Throughout much of its history, the U.S. Supreme Court was dominated by White males — especially non-Catholic, non-Jewish White Anglo Saxon Protestant males. But in recent decades, the High Court has become more diverse — and President Joe Biden has promised that his nominee to replace the retiring Justice Stephen G. Breyer will be an African-American woman. Journalist Amber Phillips discusses that diversity’s effect on the Court in a think piece published by the Washington Post on February 11.

“A number of Senate Republicans have pushed back against Biden’s promise specifically to add a Black woman to the Court, saying she would simply be a beneficiary of affirmative action rather than chosen because of her qualifications,” Phillips observes. “But only modern presidents have placed a premium on racial and gender diversity when nominating lifelong appointees to the Supreme Court — a stark reality visible in the Court’s class photos. The result is that the interpretations of Americans’ rights — for instance, the right to have a lawyer, the right to abortion, protection against gender-based discrimination — have been made almost exclusively by White men.”

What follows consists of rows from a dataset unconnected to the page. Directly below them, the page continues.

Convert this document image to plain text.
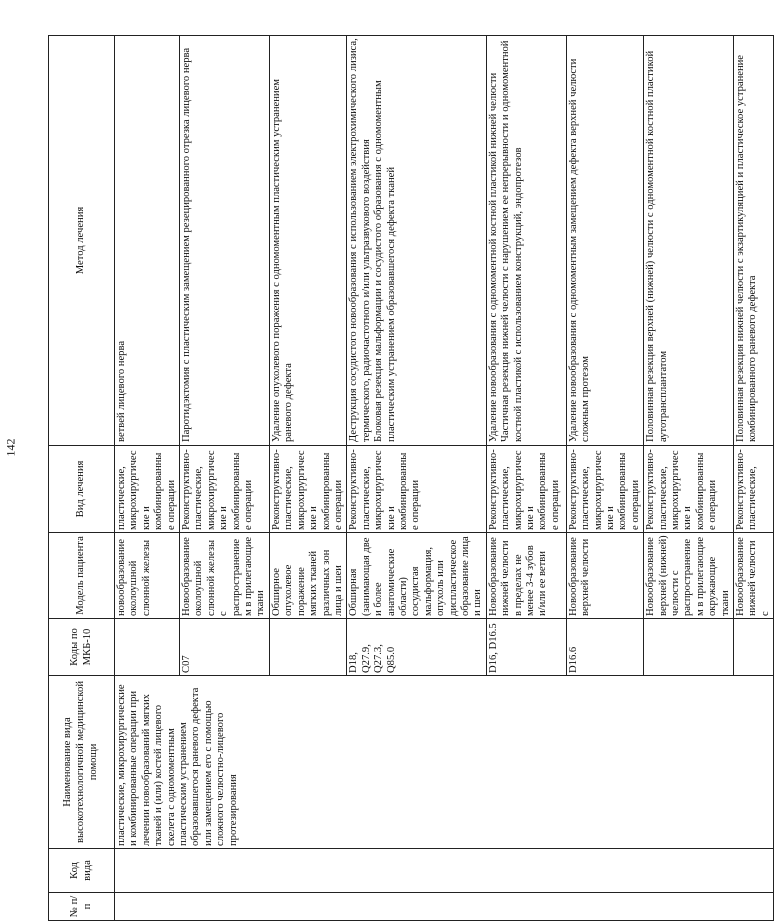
142
№ п/п	Код вида	Наименование вида высокотехнологичной медицинской помощи	Коды по МКБ-10	Модель пациента	Вид лечения	Метод лечения
		пластические, микрохирургические и комбинированные операции при лечении новообразований мягких тканей и (или) костей лицевого скелета с одномоментным пластическим устранением образовавшегося раневого дефекта или замещением его с помощью сложного челюстно-лицевого протезирования		новообразование околоушной слюнной железы	пластические, микрохирургические и комбинированные операции	ветвей лицевого нерва
			C07	Новообразование околоушной слюнной железы с распространением в прилегающие ткани	Реконструктивно-пластические, микрохирургические и комбинированные операции	Паротидэктомия с пластическим замещением резецированного отрезка лицевого нерва
				Обширное опухолевое поражение мягких тканей различных зон лица и шеи	Реконструктивно-пластические, микрохирургические и комбинированные операции	Удаление опухолевого поражения с одномоментным пластическим устранением раневого дефекта
			D18, Q27.9, Q27.3, Q85.0	Обширная (занимающая две и более анатомические области) сосудистая мальформация, опухоль или диспластическое образование лица и шеи	Реконструктивно-пластические, микрохирургические и комбинированные операции	Деструкция сосудистого новообразования с использованием электрохимического лизиса, термического, радиочастотного и/или ультразвукового воздействия
Блоковая резекция мальформации и сосудистого образования с одномоментным пластическим устранением образовавшегося дефекта тканей
			D16, D16.5	Новообразование нижней челюсти в пределах не менее 3-4 зубов и/или ее ветви	Реконструктивно-пластические, микрохирургические и комбинированные операции	Удаление новообразования с одномоментной костной пластикой нижней челюсти
Частичная резекция нижней челюсти с нарушением ее непрерывности и одномоментной костной пластикой с использованием конструкций, эндопротезов
			D16.6	Новообразование верхней челюсти	Реконструктивно-пластические, микрохирургические и комбинированные операции	Удаление новообразования с одномоментным замещением дефекта верхней челюсти сложным протезом
				Новообразование верхней (нижней) челюсти с распространением в прилегающие окружающие ткани	Реконструктивно-пластические, микрохирургические и комбинированные операции	Половинная резекция верхней (нижней) челюсти с одномоментной костной пластикой аутотрансплантатом
				Новообразование нижней челюсти с	Реконструктивно-пластические,	Половинная резекция нижней челюсти с экзартикуляцией и пластическое устранение комбинированного раневого дефекта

The late Thurgood Marshall became the Supreme Court’s first Black justice after President Lyndon B. Johnson nominated him in 1967. And in 1981, President Ronald Reagan nominated the Court’s first female justice: Sandra Day O’Connor.

President Barack Obama nominated a Latina, Justice Sonia Sotomayor, in 2009. And President Bill Clinton nominated a Jewish woman, Justice Ruth Bader Ginsburg, in 1993.

“Diversity has trickled into the Court in modern times, and there are indications that it has made a difference, such as when the Court allowed a state to ban Confederate flag license plates and cross burning, rejecting free-speech arguments,” Phillips explains. “Sometimes, the impact of diversity rippled out from a fiery dissent by a justice that animated minority groups and helped drive a political conversation.”

Phillips notes how the High Court voted in the 2015 case Walker v. Texas Division, Sons of Confederate Veterans.

“In 2015, the Court was as diverse as it has ever been: a Black justice, a Hispanic justice, and three women,” Phillips recalls. “That Court considered whether Texas could ban Confederate flags on its license plates. Thomas sided with the Court’s four liberals — a rare move for him, given that he usually sided with conservatives, including in rejecting most affirmative-action laws — to make the deciding vote that Texas did not have to allow the flags on license plates.”